Dozens of Americans have been arrested during mass protests calling for higher pay and union rights in cities across the United States.
The arrests came on Tuesday after hundreds of fast-food cooks and cashiers, Uber drivers, home health aides and airport workers took to the streets as part of nationwide “Fight for $15” protests in their first major action since Republican Donald Trump was elected president.
Trump, who defeated his Democratic rival Hillary Clinton on November 8, had on numerous occasions promised to create jobs for Americans.
The international property developer and business mogul has said that the minimum wage should be raised, although he also suggested that US workers were overpaid.
“(Trump) needs to be held accountable for his promises,” said Hector Figueroa, president of 32BJ, a property service workers union affiliated with the Service Employees International Union that supports “Fight for $15.”
In New York, over 300 protesters gathered before dawn at Zuccotti Park, beating drums and chanting slogans.
They were shouting, “We shall not be moved,” while holding signs that read, “We won’t back down” and “Strike for $15 and our future.”

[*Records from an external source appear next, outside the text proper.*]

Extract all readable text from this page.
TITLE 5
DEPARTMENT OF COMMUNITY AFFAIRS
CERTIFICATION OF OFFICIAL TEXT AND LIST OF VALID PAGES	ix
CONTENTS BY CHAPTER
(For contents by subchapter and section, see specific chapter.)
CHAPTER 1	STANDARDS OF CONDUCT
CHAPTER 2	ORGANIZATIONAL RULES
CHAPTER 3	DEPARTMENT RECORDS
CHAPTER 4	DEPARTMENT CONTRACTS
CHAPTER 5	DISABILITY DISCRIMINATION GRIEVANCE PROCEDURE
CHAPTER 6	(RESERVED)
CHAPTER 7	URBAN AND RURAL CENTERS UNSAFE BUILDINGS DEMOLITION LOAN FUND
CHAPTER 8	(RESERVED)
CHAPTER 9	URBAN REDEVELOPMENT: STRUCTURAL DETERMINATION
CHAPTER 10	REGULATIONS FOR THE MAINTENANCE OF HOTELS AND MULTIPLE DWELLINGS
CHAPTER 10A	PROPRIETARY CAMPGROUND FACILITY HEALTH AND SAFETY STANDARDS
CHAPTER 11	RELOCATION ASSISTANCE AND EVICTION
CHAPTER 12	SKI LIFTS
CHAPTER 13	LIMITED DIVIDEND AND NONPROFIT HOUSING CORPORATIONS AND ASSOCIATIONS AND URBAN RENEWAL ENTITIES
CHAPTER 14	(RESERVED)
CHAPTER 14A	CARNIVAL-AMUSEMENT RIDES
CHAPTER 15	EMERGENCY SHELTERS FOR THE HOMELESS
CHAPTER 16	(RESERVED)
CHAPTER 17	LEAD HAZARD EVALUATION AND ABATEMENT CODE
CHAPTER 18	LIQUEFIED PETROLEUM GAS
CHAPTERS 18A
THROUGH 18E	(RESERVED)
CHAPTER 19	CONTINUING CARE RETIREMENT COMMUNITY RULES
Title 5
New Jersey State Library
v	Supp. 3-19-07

“When we started demanding $15 … people thought we were crazy, but we were just demanding the basic minimum to survive,” said protester Alvin Major. “Right now I can barely pay my bills.”
Multiple people were arrested in several cities mostly for disorderly conduct, including blocking the traffic.

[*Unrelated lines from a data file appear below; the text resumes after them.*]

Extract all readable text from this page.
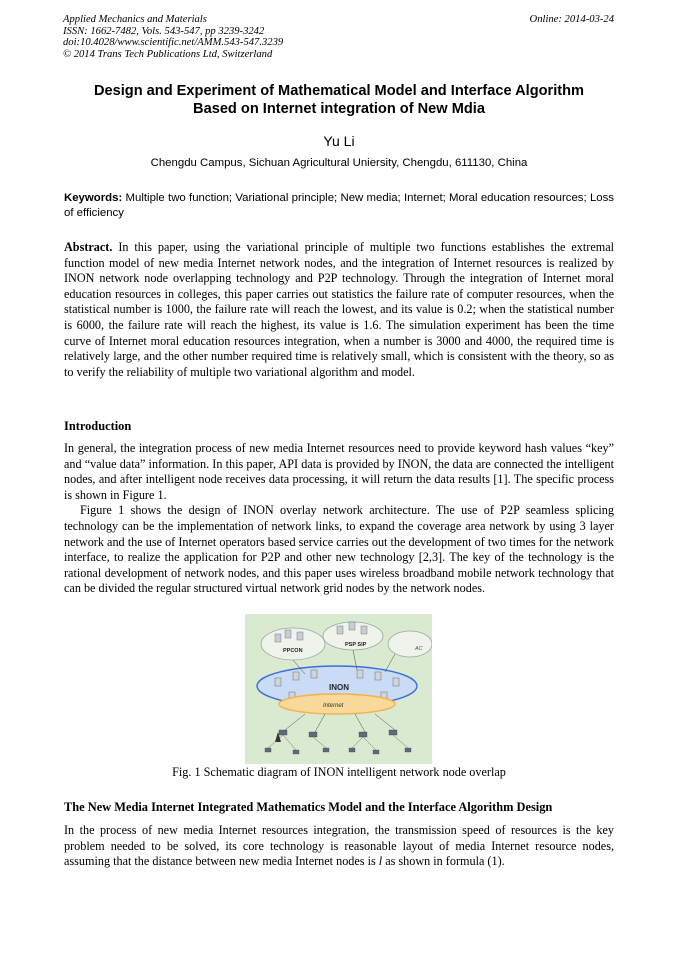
Applied Mechanics and Materials
ISSN: 1662-7482, Vols. 543-547, pp 3239-3242
doi:10.4028/www.scientific.net/AMM.543-547.3239
© 2014 Trans Tech Publications Ltd, Switzerland
Online: 2014-03-24
Design and Experiment of Mathematical Model and Interface Algorithm
Based on Internet integration of New Mdia
Yu Li
Chengdu Campus, Sichuan Agricultural Uniersity, Chengdu, 611130, China
Keywords: Multiple two function; Variational principle; New media; Internet; Moral education resources; Loss of efficiency
Abstract. In this paper, using the variational principle of multiple two functions establishes the extremal function model of new media Internet network nodes, and the integration of Internet resources is realized by INON network node overlapping technology and P2P technology. Through the integration of Internet moral education resources in colleges, this paper carries out statistics the failure rate of computer resources, when the statistical number is 1000, the failure rate will reach the lowest, and its value is 0.2; when the statistical number is 6000, the failure rate will reach the highest, its value is 1.6. The simulation experiment has been the time curve of Internet moral education resources integration, when a number is 3000 and 4000, the required time is relatively large, and the other number required time is relatively small, which is consistent with the theory, so as to verify the reliability of multiple two variational algorithm and model.
Introduction

In general, the integration process of new media Internet resources need to provide keyword hash values “key” and “value data” information. In this paper, API data is provided by INON, the data are connected the intelligent nodes, and after intelligent node receives data processing, it will return the data results [1]. The specific process is shown in Figure 1.

Figure 1 shows the design of INON overlay network architecture. The use of P2P seamless splicing technology can be the implementation of network links, to expand the coverage area network by using 3 layer network and the use of Internet operators based service carries out the development of two times for the network interface, to realize the application for P2P and other new technology [2,3]. The key of the technology is the rational development of network nodes, and this paper uses wireless broadband mobile network technology that can be divided the regular structured virtual network grid nodes by the network nodes.

PPCON
PSP SIP
AC
INON
Internet
Fig. 1 Schematic diagram of INON intelligent network node overlap
The New Media Internet Integrated Mathematics Model and the Interface Algorithm Design

In the process of new media Internet resources integration, the transmission speed of resources is the key problem needed to be solved, its core technology is reasonable layout of media Internet resource nodes, assuming that the distance between new media Internet nodes is l as shown in formula (1).
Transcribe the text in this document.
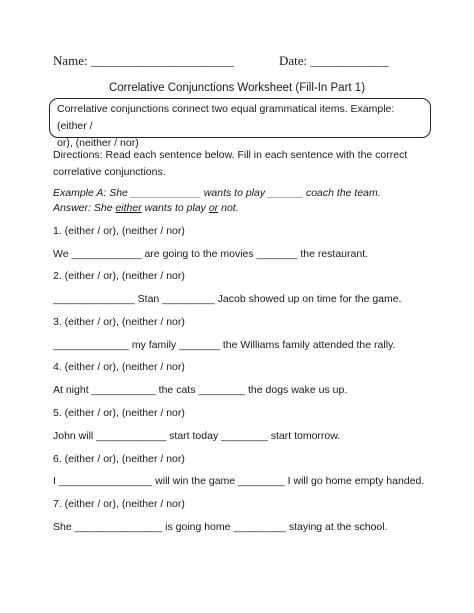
Name: ______________________	Date: ____________
Correlative Conjunctions Worksheet (Fill-In Part 1)
Correlative conjunctions connect two equal grammatical items. Example: (either /
or), (neither / nor)
Directions: Read each sentence below. Fill in each sentence with the correct
correlative conjunctions.
Example A: She ____________ wants to play ______ coach the team.
Answer: She either wants to play or not.
1. (either / or), (neither / nor)
We ____________ are going to the movies _______ the restaurant.
2. (either / or), (neither / nor)
______________ Stan _________ Jacob showed up on time for the game.
3. (either / or), (neither / nor)
_____________ my family _______ the Williams family attended the rally.
4. (either / or), (neither / nor)
At night ___________ the cats ________ the dogs wake us up.
5. (either / or), (neither / nor)
John will ____________ start today ________ start tomorrow.
6. (either / or), (neither / nor)
I ________________ will win the game ________ I will go home empty handed.
7. (either / or), (neither / nor)
She _______________ is going home _________ staying at the school.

Police arrested 26 in New York City, 36 in Cambridge, Massachusetts; 39 in Detroit, Michigan; and 40 in Los Angeles, California.
Protests were also held in New Orleans, Las Vegas, Nevada; St. Louis, Missouri; and Memphis, Tennessee, but nobody was arrested, police said.

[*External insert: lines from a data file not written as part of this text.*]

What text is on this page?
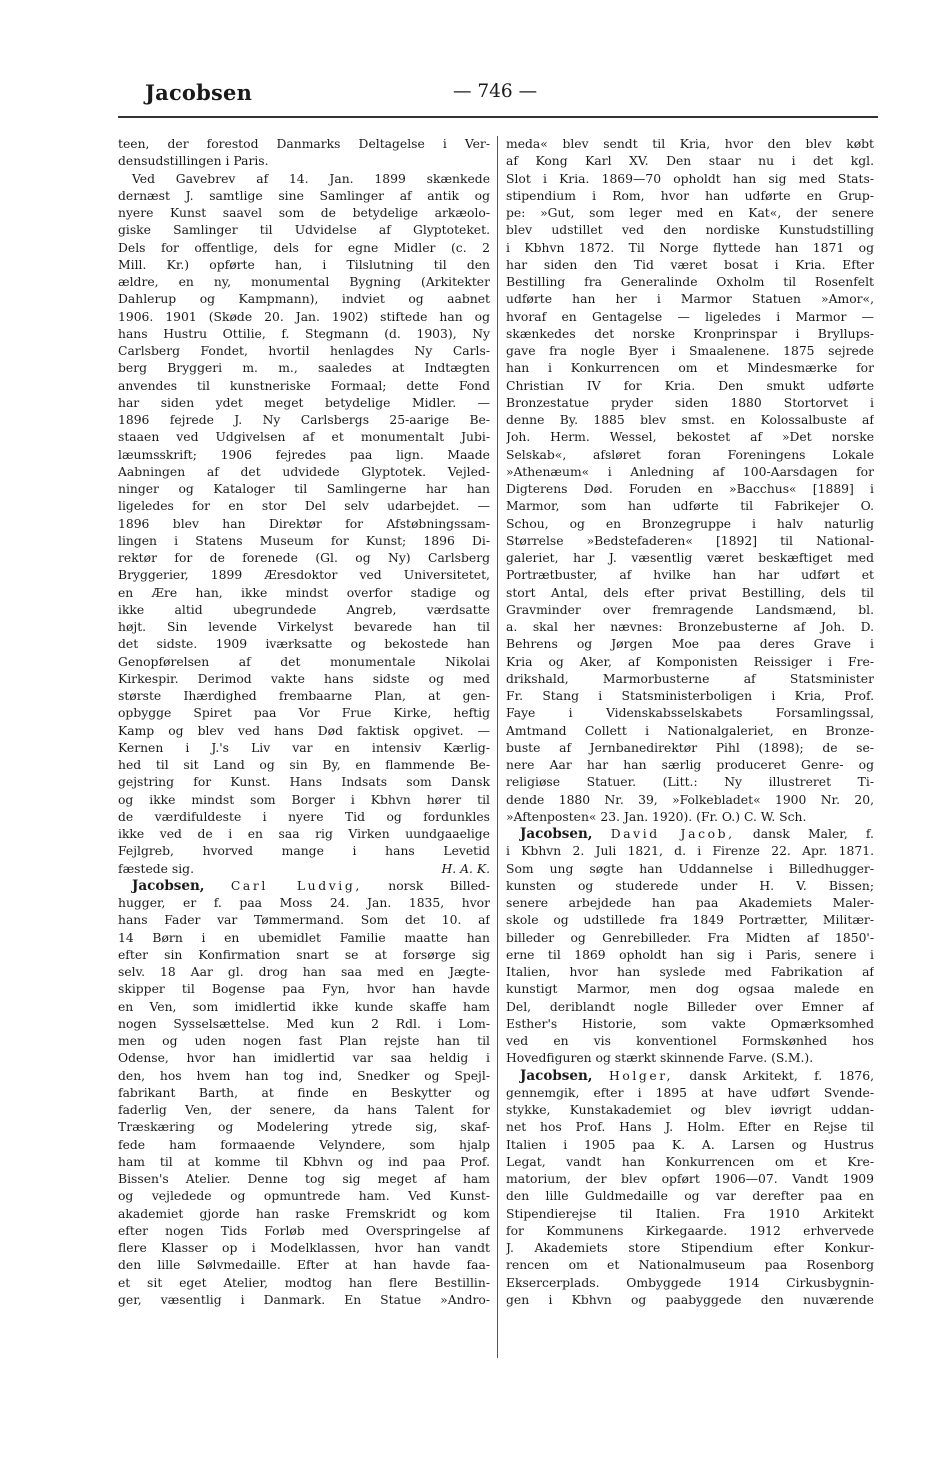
Jacobsen	— 746 —
teen, der forestod Danmarks Deltagelse i Ver-
densudstillingen i Paris.
Ved Gavebrev af 14. Jan. 1899 skænkede
dernæst J. samtlige sine Samlinger af antik og
nyere Kunst saavel som de betydelige arkæolo-
giske Samlinger til Udvidelse af Glyptoteket.
Dels for offentlige, dels for egne Midler (c. 2
Mill. Kr.) opførte han, i Tilslutning til den
ældre, en ny, monumental Bygning (Arkitekter
Dahlerup og Kampmann), indviet og aabnet
1906. 1901 (Skøde 20. Jan. 1902) stiftede han og
hans Hustru Ottilie, f. Stegmann (d. 1903), Ny
Carlsberg Fondet, hvortil henlagdes Ny Carls-
berg Bryggeri m. m., saaledes at Indtægten
anvendes til kunstneriske Formaal; dette Fond
har siden ydet meget betydelige Midler. —
1896 fejrede J. Ny Carlsbergs 25-aarige Be-
staaen ved Udgivelsen af et monumentalt Jubi-
læumsskrift; 1906 fejredes paa lign. Maade
Aabningen af det udvidede Glyptotek. Vejled-
ninger og Kataloger til Samlingerne har han
ligeledes for en stor Del selv udarbejdet. —
1896 blev han Direktør for Afstøbningssam-
lingen i Statens Museum for Kunst; 1896 Di-
rektør for de forenede (Gl. og Ny) Carlsberg
Bryggerier, 1899 Æresdoktor ved Universitetet,
en Ære han, ikke mindst overfor stadige og
ikke altid ubegrundede Angreb, værdsatte
højt. Sin levende Virkelyst bevarede han til
det sidste. 1909 iværksatte og bekostede han
Genopførelsen af det monumentale Nikolai
Kirkespir. Derimod vakte hans sidste og med
største Ihærdighed frembaarne Plan, at gen-
opbygge Spiret paa Vor Frue Kirke, heftig
Kamp og blev ved hans Død faktisk opgivet. —
Kernen i J.'s Liv var en intensiv Kærlig-
hed til sit Land og sin By, en flammende Be-
gejstring for Kunst. Hans Indsats som Dansk
og ikke mindst som Borger i Kbhvn hører til
de værdifuldeste i nyere Tid og fordunkles
ikke ved de i en saa rig Virken uundgaaelige
Fejlgreb, hvorved mange i hans Levetid
fæstede sig.	H. A. K.
Jacobsen, Carl Ludvig, norsk Billed-
hugger, er f. paa Moss 24. Jan. 1835, hvor
hans Fader var Tømmermand. Som det 10. af
14 Børn i en ubemidlet Familie maatte han
efter sin Konfirmation snart se at forsørge sig
selv. 18 Aar gl. drog han saa med en Jægte-
skipper til Bogense paa Fyn, hvor han havde
en Ven, som imidlertid ikke kunde skaffe ham
nogen Sysselsættelse. Med kun 2 Rdl. i Lom-
men og uden nogen fast Plan rejste han til
Odense, hvor han imidlertid var saa heldig i
den, hos hvem han tog ind, Snedker og Spejl-
fabrikant Barth, at finde en Beskytter og
faderlig Ven, der senere, da hans Talent for
Træskæring og Modelering ytrede sig, skaf-
fede ham formaaende Velyndere, som hjalp
ham til at komme til Kbhvn og ind paa Prof.
Bissen's Atelier. Denne tog sig meget af ham
og vejledede og opmuntrede ham. Ved Kunst-
akademiet gjorde han raske Fremskridt og kom
efter nogen Tids Forløb med Overspringelse af
flere Klasser op i Modelklassen, hvor han vandt
den lille Sølvmedaille. Efter at han havde faa-
et sit eget Atelier, modtog han flere Bestillin-
ger, væsentlig i Danmark. En Statue »Andro-
meda« blev sendt til Kria, hvor den blev købt
af Kong Karl XV. Den staar nu i det kgl.
Slot i Kria. 1869—70 opholdt han sig med Stats-
stipendium i Rom, hvor han udførte en Grup-
pe: »Gut, som leger med en Kat«, der senere
blev udstillet ved den nordiske Kunstudstilling
i Kbhvn 1872. Til Norge flyttede han 1871 og
har siden den Tid været bosat i Kria. Efter
Bestilling fra Generalinde Oxholm til Rosenfelt
udførte han her i Marmor Statuen »Amor«,
hvoraf en Gentagelse — ligeledes i Marmor —
skænkedes det norske Kronprinspar i Bryllups-
gave fra nogle Byer i Smaalenene. 1875 sejrede
han i Konkurrencen om et Mindesmærke for
Christian IV for Kria. Den smukt udførte
Bronzestatue pryder siden 1880 Stortorvet i
denne By. 1885 blev smst. en Kolossalbuste af
Joh. Herm. Wessel, bekostet af »Det norske
Selskab«, afsløret foran Foreningens Lokale
»Athenæum« i Anledning af 100-Aarsdagen for
Digterens Død. Foruden en »Bacchus« [1889] i
Marmor, som han udførte til Fabrikejer O.
Schou, og en Bronzegruppe i halv naturlig
Størrelse »Bedstefaderen« [1892] til National-
galeriet, har J. væsentlig været beskæftiget med
Portrætbuster, af hvilke han har udført et
stort Antal, dels efter privat Bestilling, dels til
Gravminder over fremragende Landsmænd, bl.
a. skal her nævnes: Bronzebusterne af Joh. D.
Behrens og Jørgen Moe paa deres Grave i
Kria og Aker, af Komponisten Reissiger i Fre-
drikshald, Marmorbusterne af Statsminister
Fr. Stang i Statsministerboligen i Kria, Prof.
Faye i Videnskabsselskabets Forsamlingssal,
Amtmand Collett i Nationalgaleriet, en Bronze-
buste af Jernbanedirektør Pihl (1898); de se-
nere Aar har han særlig produceret Genre- og
religiøse Statuer. (Litt.: Ny illustreret Ti-
dende 1880 Nr. 39, »Folkebladet« 1900 Nr. 20,
»Aftenposten« 23. Jan. 1920). (Fr. O.) C. W. Sch.
Jacobsen, David Jacob, dansk Maler, f.
i Kbhvn 2. Juli 1821, d. i Firenze 22. Apr. 1871.
Som ung søgte han Uddannelse i Billedhugger-
kunsten og studerede under H. V. Bissen;
senere arbejdede han paa Akademiets Maler-
skole og udstillede fra 1849 Portrætter, Militær-
billeder og Genrebilleder. Fra Midten af 1850'-
erne til 1869 opholdt han sig i Paris, senere i
Italien, hvor han syslede med Fabrikation af
kunstigt Marmor, men dog ogsaa malede en
Del, deriblandt nogle Billeder over Emner af
Esther's Historie, som vakte Opmærksomhed
ved en vis konventionel Formskønhed hos
Hovedfiguren og stærkt skinnende Farve. (S.M.).
Jacobsen, Holger, dansk Arkitekt, f. 1876,
gennemgik, efter i 1895 at have udført Svende-
stykke, Kunstakademiet og blev iøvrigt uddan-
net hos Prof. Hans J. Holm. Efter en Rejse til
Italien i 1905 paa K. A. Larsen og Hustrus
Legat, vandt han Konkurrencen om et Kre-
matorium, der blev opført 1906—07. Vandt 1909
den lille Guldmedaille og var derefter paa en
Stipendierejse til Italien. Fra 1910 Arkitekt
for Kommunens Kirkegaarde. 1912 erhvervede
J. Akademiets store Stipendium efter Konkur-
rencen om et Nationalmuseum paa Rosenborg
Eksercerplads. Ombyggede 1914 Cirkusbygnin-
gen i Kbhvn og paabyggede den nuværende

Among protesters were elected officials, including State Rep. Frank Hornstein of Minneapolis, who said the result of the presidential election made it more important to step up on issues like a higher minimum wage.
“We have to build a strong movement, a strong effort to say that just because of a national election, these issues don’t go away,” Hornstein said. “In fact, we have to be even more determined and more clear about what our vision is.”